Risques de poursuites contre les témoins : la cour ne veut plus en entendre parler en public


William Smith reproche à la défense de semer la confusion. (Anne-Laure Porée)
William Smith reproche à la défense de semer la confusion. (Anne-Laure Porée)


Mercredi 15 juillet 2009, avant de poser ses questions à Mam Nay, le co-procureur cambodgien Tan Senarong lui rappelle qu’il a le droit de ne pas s’incriminer lui-même. Il l’invite cependant à faire un récit complet « même s’il s’agit de choses que vous avez faites vous-mêmes » et il rassure le témoin, si tant est qu’il puisse encore y parvenir. Ses arguments reposent sur deux éléments : premièrement la loi sur les Chambres extraordinaires au sein des tribunaux cambodgiens (CETC) prévoit des poursuites seulement contre les hauts dirigeants et les principaux responsables des crimes commis sous le Kampuchéa démocratique, deuxièmement les crimes ont eu lieu il y a plus de trente ans, il y a donc prescription pour les personnes qui ne sont pas incluses dans ces deux catégories.


Versions divergentes

François Roux attend que la parole soit à la défense pour répliquer. Après avoir rappelé au témoin qu’il est obligé de dire la vérité ou bien qu’il peut garder le silence, l’avocat de Duch conjure Mam Nay de ne pas croire ce que les co-procureurs lui ont expliqué dans la matinée. Il brandit un document émanant du bureau des co-procureurs et reçut par la défense à l’heure du déjeuner et cite le paragraphe 21 : « En ratifiant la Convention contre la torture, la Cambodge a contracté l’obligation absolue de poursuivre toute personne présumée responsable d’actes de torture. » François Roux conclut : « Ce qui vous a été dit oralement n’est pas la même chose que ce qui est écrit par les co-procureurs. »

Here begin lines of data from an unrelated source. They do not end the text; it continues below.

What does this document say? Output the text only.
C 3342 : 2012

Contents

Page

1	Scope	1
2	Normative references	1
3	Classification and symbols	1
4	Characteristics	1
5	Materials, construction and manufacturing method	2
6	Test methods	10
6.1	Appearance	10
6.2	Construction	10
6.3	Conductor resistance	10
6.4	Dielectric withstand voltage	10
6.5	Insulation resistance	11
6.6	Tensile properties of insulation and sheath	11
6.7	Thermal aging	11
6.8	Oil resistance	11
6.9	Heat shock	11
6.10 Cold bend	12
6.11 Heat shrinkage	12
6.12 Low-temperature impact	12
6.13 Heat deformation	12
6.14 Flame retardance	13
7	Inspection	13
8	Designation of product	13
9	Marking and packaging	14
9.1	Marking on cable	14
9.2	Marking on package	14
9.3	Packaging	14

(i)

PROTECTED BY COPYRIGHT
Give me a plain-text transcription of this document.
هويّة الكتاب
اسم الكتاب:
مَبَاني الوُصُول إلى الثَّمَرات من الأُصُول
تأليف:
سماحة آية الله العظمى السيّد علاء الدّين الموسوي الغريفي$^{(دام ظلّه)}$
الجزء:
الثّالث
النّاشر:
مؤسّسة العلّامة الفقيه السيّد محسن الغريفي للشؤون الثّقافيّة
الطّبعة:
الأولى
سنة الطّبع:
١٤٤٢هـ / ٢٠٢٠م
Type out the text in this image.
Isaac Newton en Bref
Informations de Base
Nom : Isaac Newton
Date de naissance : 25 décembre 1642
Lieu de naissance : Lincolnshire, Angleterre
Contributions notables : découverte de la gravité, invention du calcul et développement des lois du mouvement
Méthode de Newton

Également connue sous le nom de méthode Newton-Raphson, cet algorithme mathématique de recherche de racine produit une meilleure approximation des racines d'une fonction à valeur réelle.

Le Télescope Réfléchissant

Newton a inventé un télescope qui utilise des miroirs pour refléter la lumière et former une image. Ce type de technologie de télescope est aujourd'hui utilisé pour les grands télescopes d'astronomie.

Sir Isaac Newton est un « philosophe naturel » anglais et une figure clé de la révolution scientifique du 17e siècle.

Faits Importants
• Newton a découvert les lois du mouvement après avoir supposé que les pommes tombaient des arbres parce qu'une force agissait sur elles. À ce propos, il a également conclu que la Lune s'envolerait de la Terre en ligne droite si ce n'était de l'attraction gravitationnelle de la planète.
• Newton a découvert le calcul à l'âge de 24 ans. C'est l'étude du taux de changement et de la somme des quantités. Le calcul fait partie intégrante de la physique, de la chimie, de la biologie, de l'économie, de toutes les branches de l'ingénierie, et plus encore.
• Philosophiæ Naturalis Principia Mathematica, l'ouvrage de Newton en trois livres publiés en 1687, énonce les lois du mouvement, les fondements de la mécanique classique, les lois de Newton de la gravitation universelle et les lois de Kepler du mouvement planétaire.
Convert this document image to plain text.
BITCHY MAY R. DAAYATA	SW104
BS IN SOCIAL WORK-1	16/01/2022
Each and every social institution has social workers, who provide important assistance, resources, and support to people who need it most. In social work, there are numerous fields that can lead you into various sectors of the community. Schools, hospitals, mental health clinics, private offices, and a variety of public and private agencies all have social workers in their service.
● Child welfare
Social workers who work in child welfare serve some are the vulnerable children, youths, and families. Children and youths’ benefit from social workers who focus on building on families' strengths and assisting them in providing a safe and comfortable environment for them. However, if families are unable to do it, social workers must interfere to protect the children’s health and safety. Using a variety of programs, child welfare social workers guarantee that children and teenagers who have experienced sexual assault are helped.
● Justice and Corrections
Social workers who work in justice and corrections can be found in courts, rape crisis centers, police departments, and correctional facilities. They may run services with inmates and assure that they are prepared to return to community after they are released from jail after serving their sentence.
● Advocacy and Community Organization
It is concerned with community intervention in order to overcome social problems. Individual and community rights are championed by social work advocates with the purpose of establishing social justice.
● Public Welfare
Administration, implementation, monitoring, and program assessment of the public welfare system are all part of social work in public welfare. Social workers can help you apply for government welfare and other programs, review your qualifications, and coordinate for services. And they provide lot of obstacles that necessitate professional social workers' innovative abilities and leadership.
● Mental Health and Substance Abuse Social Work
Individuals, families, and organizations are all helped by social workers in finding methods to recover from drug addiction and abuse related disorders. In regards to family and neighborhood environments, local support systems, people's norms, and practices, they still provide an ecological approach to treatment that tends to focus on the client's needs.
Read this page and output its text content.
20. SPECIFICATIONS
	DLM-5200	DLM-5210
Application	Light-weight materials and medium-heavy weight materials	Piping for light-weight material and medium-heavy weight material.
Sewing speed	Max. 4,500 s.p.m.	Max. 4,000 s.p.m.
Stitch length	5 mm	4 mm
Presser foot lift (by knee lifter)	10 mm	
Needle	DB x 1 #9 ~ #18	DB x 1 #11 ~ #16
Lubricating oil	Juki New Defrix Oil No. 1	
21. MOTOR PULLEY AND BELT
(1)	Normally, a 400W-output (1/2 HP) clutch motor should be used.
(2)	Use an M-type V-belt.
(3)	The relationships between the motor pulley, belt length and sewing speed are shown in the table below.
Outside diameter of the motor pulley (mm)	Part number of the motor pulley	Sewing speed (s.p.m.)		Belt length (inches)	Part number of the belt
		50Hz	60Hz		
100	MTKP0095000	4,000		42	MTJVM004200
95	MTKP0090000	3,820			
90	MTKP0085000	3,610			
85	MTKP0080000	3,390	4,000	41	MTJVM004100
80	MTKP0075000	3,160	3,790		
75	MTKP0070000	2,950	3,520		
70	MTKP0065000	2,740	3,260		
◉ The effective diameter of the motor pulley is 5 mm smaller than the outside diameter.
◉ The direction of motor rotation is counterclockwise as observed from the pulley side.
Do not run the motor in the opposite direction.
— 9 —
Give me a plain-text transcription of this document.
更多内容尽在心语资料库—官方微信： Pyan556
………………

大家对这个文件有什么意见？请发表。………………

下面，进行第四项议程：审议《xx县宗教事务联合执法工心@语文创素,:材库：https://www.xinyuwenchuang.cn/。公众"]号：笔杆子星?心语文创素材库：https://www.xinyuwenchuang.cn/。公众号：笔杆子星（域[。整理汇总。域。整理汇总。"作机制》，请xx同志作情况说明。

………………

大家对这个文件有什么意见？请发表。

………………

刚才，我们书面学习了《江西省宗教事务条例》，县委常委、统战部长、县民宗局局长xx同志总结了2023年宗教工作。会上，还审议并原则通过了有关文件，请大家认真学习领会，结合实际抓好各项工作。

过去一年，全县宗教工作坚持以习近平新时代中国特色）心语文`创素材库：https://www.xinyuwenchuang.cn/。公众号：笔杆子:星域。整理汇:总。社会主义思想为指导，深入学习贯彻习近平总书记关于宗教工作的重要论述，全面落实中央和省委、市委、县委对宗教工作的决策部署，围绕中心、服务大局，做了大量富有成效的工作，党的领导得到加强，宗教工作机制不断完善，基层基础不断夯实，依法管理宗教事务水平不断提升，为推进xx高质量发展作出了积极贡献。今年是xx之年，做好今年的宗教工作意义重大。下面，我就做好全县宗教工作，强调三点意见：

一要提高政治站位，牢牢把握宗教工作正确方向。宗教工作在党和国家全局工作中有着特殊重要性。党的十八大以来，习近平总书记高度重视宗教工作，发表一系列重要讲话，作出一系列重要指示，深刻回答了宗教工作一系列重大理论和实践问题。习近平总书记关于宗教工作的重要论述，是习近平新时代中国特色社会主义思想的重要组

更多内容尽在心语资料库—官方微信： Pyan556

Le co-procureur international William Smith se lève, proteste, en appelle à un débat à huis-clos. « Assurément ce n’était pas la position avancée hier par les co-procureurs comme quoi aucune poursuite ne serait possible. Nous avions dit que c’était une possibilité très vague mais je n’ai pas dit que c’était totalement exclu. »


La défense recadrée

Le président recadre la défense. « Il est de la responsabilité de la Chambre de prévenir le témoin. » Par ailleurs la cour lui a fourni un avocat dont c’est aussi le travail. François Roux argue de son bon droit, énerve le président qui clôt le chapitre. Mais le sujet revient sur le tapis dès l’annonce du prochain témoin, Him Houy, chef de la sécurité à S21, responsable des gardiens et du transport des détenus vers le lieu d’exécution. François Roux se dit préoccupé par les informations données aux témoins et lâche encore : « Je ne parle pas de problème de l’auto-incrimination, je parle du problème de l’entreprise criminelle conjointe qui est un problème nouveau. […] Il faut prévenir les témoins ! […] Il faut corriger ce qui a été dit ce matin par mon confrère cambodgien. […] Il est faux de dire aux témoins que les faits sont prescrits ! C’est faux ! Vous écrivez le contraire. »



Le forcing de la défense contre l’ECC

Le président Nil Nonn semble exaspéré. Il souhaiterait que les audiences consacrées aux témoins le soient vraiment, que ce problème ne resurgisse pas constamment et que le public soit épargné par ces questions « de procédure » et il s’étonne qu’aucune requête n’ait été adressée à la Chambre à ce sujet. La défense s’annonce prête à participer à un débat à huis-clos sur cette « question grave, qui dépend de la position des co-procureurs ». « Maintenez-vous oui ou non l’entreprise criminelle commune ? »

« Nous maintenons notre position » répond sèchement le co-procureur William Smith. La défense sème la confusion selon lui.


Dans cette ambiance électrique la Chambre exige que cette question ne soit pas soulevée pendant la déposition du prochain témoin à qui le président propose de consulter un avocat en préliminaire à sa déposition devant les juges. Him Houy ne parlera pas aujourd’hui à la cour. L’audience est suspendue une demi-heure plus tôt que prévu.